The public can now see which companies are getting H-1B approvals or denials. US Immigration and Customs Services announced an H-1B employer data hub allowing the public direct access to which companies are getting workers. In addition, the public can download complete data files by fiscal year.

USCIS’ announcement came Monday, the start of the H-1B visas season when firms submit petitions for the limited number of visa slots available.

Federal fiscal year 2019 is the most recent federal fiscal year available in the data hub; and a download found the 10 companies with the most initial approvals for H-1B visas in 2019 were:

Employer Initial Approvals
Tata Consultancy Services Ltd. 1,177
Amazon.com Services Inc. 606
Google LLC 512
Tech Mahindra Americas Inc. 475
Microsoft Corp. 364
Facebook Inc. 351
Larsen and Toubro Infotech Ltd. 317
Deloitte Consulting LLP 298
Wipro Limited 270
Mphasis Corp. 222

Visitors to the H-1B hub can view the data by company name, city, state or zip code.

H-1B visas are used to hire highly-skilled foreign workers, such as IT professionals, and are capped at 65,000 with an additional 20,000 available to individuals with advanced degrees from the US. In past years, the number of petitions has exceeded the caps within the first week of the government accepting them, prompting the USCIS to use a lottery to decide who gets the visas.
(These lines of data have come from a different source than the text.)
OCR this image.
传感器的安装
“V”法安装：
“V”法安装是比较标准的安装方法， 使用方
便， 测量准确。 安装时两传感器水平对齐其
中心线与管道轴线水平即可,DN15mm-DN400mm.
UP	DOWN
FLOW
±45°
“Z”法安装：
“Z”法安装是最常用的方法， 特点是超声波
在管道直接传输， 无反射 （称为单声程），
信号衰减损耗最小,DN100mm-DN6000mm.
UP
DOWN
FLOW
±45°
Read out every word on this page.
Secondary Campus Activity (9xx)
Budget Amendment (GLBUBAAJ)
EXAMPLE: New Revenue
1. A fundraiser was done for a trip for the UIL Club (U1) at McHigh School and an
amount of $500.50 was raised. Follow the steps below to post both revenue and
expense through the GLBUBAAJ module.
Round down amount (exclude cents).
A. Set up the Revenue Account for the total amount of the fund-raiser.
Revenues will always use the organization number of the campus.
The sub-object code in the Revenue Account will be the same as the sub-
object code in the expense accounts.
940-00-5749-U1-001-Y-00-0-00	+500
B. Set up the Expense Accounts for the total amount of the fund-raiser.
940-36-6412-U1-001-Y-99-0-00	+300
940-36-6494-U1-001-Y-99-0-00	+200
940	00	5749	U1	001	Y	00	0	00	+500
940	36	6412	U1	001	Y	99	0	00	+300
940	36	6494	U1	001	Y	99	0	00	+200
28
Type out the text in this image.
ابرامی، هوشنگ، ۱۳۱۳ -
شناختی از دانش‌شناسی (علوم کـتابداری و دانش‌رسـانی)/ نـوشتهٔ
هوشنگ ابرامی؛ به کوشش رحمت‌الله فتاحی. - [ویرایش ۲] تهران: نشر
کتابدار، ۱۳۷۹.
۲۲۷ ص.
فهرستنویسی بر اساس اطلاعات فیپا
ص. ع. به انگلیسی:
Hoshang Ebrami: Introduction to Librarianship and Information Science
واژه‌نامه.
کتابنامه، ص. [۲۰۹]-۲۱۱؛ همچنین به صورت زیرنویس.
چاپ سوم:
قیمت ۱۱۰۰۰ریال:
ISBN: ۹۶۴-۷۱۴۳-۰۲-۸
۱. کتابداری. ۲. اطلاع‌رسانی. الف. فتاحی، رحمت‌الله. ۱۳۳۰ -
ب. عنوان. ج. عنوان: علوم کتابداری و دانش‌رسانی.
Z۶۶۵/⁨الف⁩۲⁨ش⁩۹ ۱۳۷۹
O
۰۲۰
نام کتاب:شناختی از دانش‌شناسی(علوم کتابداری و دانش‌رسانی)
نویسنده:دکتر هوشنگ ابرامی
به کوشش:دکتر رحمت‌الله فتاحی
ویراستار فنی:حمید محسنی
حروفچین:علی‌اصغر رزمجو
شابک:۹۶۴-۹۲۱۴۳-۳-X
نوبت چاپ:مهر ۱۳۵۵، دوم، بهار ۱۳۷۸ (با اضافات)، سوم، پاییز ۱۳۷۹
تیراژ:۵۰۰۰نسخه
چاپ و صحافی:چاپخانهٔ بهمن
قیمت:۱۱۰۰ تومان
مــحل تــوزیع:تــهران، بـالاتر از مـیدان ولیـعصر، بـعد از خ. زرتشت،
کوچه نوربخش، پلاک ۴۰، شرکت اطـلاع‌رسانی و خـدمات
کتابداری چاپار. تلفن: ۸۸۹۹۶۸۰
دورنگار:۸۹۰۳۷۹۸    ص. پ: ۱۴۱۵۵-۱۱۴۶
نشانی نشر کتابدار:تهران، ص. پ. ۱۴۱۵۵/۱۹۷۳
It’s expected the number of petitions will exceed the cap this year as well.

Separately, nearly $5 billion in mandated H-1B fees paid by companies have gone to fund scholarships in the US between federal fiscal year 1999 and 2018, according to a report by the National Foundation for American Policy, a nonpartisan research organization.

Among companies’ costs in applying for new or extended H-1B visas are $1,500 that primarily go toward funding scholarships in the US, according to the organization. However, it noted President Trump’s 2020 budget includes plans for the doubling that amount to $3,000, which the organization’s report says is not justified.

In addition to those fees, the organization notes companies applying for H-1B visas must pay attorney fees, an anti-fraud fee, premium processing and other fees that can bring the total cost to between $3,400 and $16,560 per worker.

“Few people realize that fees for each new H-1B visa holder fund scholarships and job training for Americans,” said Stuart Anderson, executive director of the National Foundation for American Policy and counselor to the Commissioner of the Immigration and Naturalization Service under President George W. Bush. “Companies pay a significant amount of money in legal and government fees every time they sponsor a high-skilled foreign national, something they would not do unless it was considered important to a company’s plans to grow and innovate in America.”

H-2B numbers to rise. Meanwhile, the US Department of Homeland Security last week announced it will allocate an additional 30,000 H-2B visas for temporary nonagricultural workers for the remainder of fiscal year 2019. The newly allotted visas will be granted to applicants who have held H-2B status in at least one of the past three fiscal years.

The increase brings the cap to a record 96,000.